The BTS has several advantages over conventional stents for pancreatic-enteric anastomoses. First, it is easy and safe to place the BTS because of its tapered introducer (5 Fr in diameter). Second, the side holes at each end of the BTS may have assisted with the drainage of pancreatic secretions and decreased the risk of obstruction. Third, the location of the placed BTS in the pancreatic-enteric anastomoses can be easily evaluated through a radiological examination because of the gold markers. A further important advantage of the BTS is that removal is not needed due to its biodegradable features, making it a potentially safer therapeutic option.

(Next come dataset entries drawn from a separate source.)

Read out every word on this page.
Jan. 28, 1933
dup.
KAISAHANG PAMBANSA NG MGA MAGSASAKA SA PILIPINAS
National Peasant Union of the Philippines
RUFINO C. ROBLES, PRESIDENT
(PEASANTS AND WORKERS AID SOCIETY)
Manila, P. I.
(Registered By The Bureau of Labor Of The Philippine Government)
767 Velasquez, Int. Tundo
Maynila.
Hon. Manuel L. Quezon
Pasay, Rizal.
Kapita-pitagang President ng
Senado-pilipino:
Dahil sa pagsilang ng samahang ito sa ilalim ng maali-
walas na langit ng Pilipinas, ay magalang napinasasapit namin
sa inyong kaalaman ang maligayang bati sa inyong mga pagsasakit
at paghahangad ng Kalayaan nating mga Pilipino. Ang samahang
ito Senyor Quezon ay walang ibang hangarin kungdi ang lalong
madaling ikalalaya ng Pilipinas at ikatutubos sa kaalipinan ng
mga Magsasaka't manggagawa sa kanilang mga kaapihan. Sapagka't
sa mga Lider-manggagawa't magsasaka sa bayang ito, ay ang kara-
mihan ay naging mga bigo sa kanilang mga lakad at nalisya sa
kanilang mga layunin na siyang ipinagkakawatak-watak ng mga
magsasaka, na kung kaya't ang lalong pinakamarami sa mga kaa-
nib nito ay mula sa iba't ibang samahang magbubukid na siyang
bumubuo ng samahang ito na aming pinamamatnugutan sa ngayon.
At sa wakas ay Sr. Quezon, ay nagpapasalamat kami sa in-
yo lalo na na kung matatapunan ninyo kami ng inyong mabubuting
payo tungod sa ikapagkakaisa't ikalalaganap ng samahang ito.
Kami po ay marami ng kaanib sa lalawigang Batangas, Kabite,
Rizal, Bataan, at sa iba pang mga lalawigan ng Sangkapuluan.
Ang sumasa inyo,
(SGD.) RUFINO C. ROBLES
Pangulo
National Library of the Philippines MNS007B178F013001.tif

This study had some limitations of note. First, although many of the variables of interest reached statistical significance, the number of experimental animals was too small to perform a robust statistical analysis. Second, physical stent changes (e.g. changes in tensile strength) were not measured. Lastly, the results of the pancreatic ductography could be intrinsically inaccurate. This is because the luminal diameter of the pancreatic duct and quantification of the tissue response could differ due to the degree of manual injection of contrast medium. Nevertheless, although additional studies are required to verify the efficacy and safety of the BTS in comparison studies, our current findings provide a basic proof of concept for its use to prevent PJ anastomotic stricture after surgery. Our present results have thus yielded important insights into the potential benefits of a biodegradable stent placement in the management of PJ after PD.

In conclusion, BTS placement appears to be safe and effective procedure for the prevention of a PJ anastomotic stricture. These devices therefore have the potential to be used as a temporary stent placement to treat pancreatic-enteric anastomoses, but further investigations are required for optimization in human.